Expatriate medical insurance policyholders may be some of the people who could lose their independence if they begin to experience neurological decline.
Professor June Andrews, director of the Dementia Services Development Centre at the University of Stirling, noted that often, after "ten years or so", dementia patients have lost "quite a lot of brain".
This generally results in them having to be "looked after by other people", which is "what makes dementia so sad".
She explained that this word actually refers to the symptoms of a variety of ailments – the commonest of which are vascular disease and Alzheimer's disease – rather than a specific illness.
Individuals with Alzheimer's disease may begin to forget the names of their friends and relatives and miss appointments or events.
Furthermore, mood swings and communication problems can often occur, which may result in sufferers becoming more withdrawn.
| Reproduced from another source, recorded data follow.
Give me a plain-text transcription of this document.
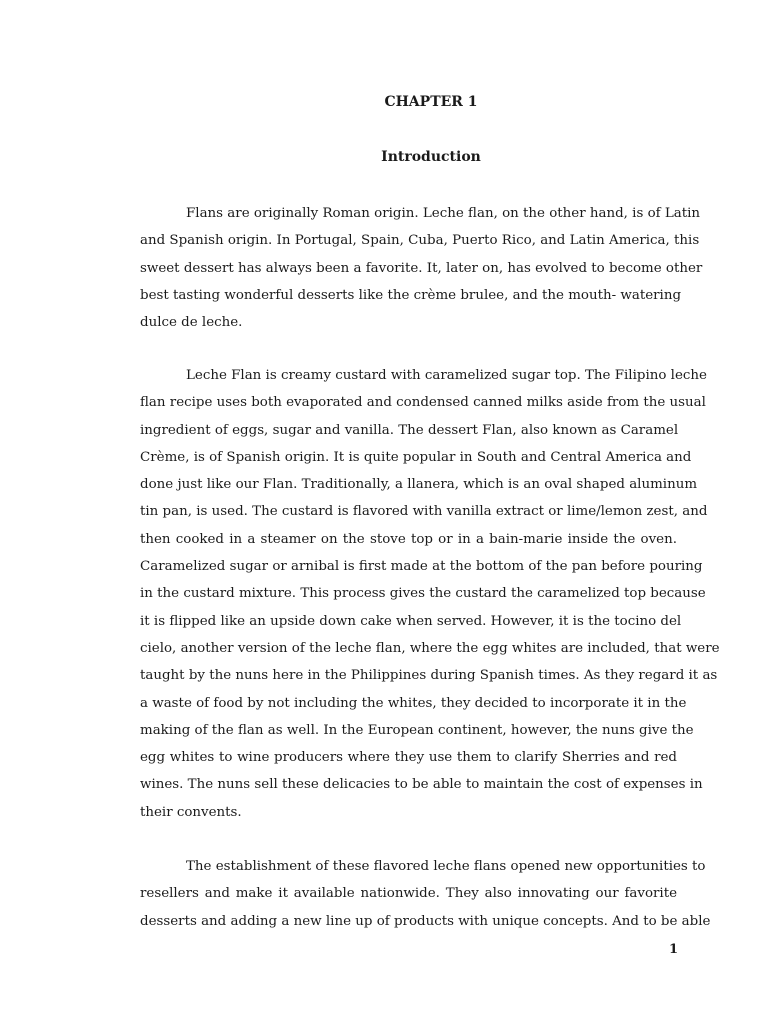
CHAPTER 1
Introduction
Flans are originally Roman origin. Leche flan, on the other hand, is of Latin
and Spanish origin. In Portugal, Spain, Cuba, Puerto Rico, and Latin America, this
sweet dessert has always been a favorite. It, later on, has evolved to become other
best tasting wonderful desserts like the crème brulee, and the mouth- watering
dulce de leche.
Leche Flan is creamy custard with caramelized sugar top. The Filipino leche
flan recipe uses both evaporated and condensed canned milks aside from the usual
ingredient of eggs, sugar and vanilla. The dessert Flan, also known as Caramel
Crème, is of Spanish origin. It is quite popular in South and Central America and
done just like our Flan. Traditionally, a llanera, which is an oval shaped aluminum
tin pan, is used. The custard is flavored with vanilla extract or lime/lemon zest, and
then cooked in a steamer on the stove top or in a bain-marie inside the oven.
Caramelized sugar or arnibal is first made at the bottom of the pan before pouring
in the custard mixture. This process gives the custard the caramelized top because
it is flipped like an upside down cake when served. However, it is the tocino del
cielo, another version of the leche flan, where the egg whites are included, that were
taught by the nuns here in the Philippines during Spanish times. As they regard it as
a waste of food by not including the whites, they decided to incorporate it in the
making of the flan as well. In the European continent, however, the nuns give the
egg whites to wine producers where they use them to clarify Sherries and red
wines. The nuns sell these delicacies to be able to maintain the cost of expenses in
their convents.
The establishment of these flavored leche flans opened new opportunities to
resellers and make it available nationwide. They also innovating our favorite
desserts and adding a new line up of products with unique concepts. And to be able
1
This ailment is caused by the brain cells shrinking, Professor Andrews declared.
During vascular dementia – the second most common form – symptoms of stroke can often appear.
The sufferer's capabilities often remain static for a period of time before quickly and rapidly deteriorating, with depression and epileptic seizures sometimes occurring.
Memory problems can happen and difficulty communicating or concentrating are also key symptoms.
This form of dementia is caused when the blood supply to brain cells is cut off, the professor continued.
"In both cases this means that a little bit of the brain stops working," she declared, stating that a person can "survive a long time with reduced brain power".
The damage caused by both vascular dementia and Alzheimer's disease is irreversible, but drugs and medicines exist that can alleviate symptoms and slow the illness' progression in some individuals.
People who wish to minimise their likelihood of being stricken with any of these forms of dementia should consider abstaining from smoking, eating a healthy balanced diet, maintaining an active lifestyle and drinking alcohol within the recommended limits.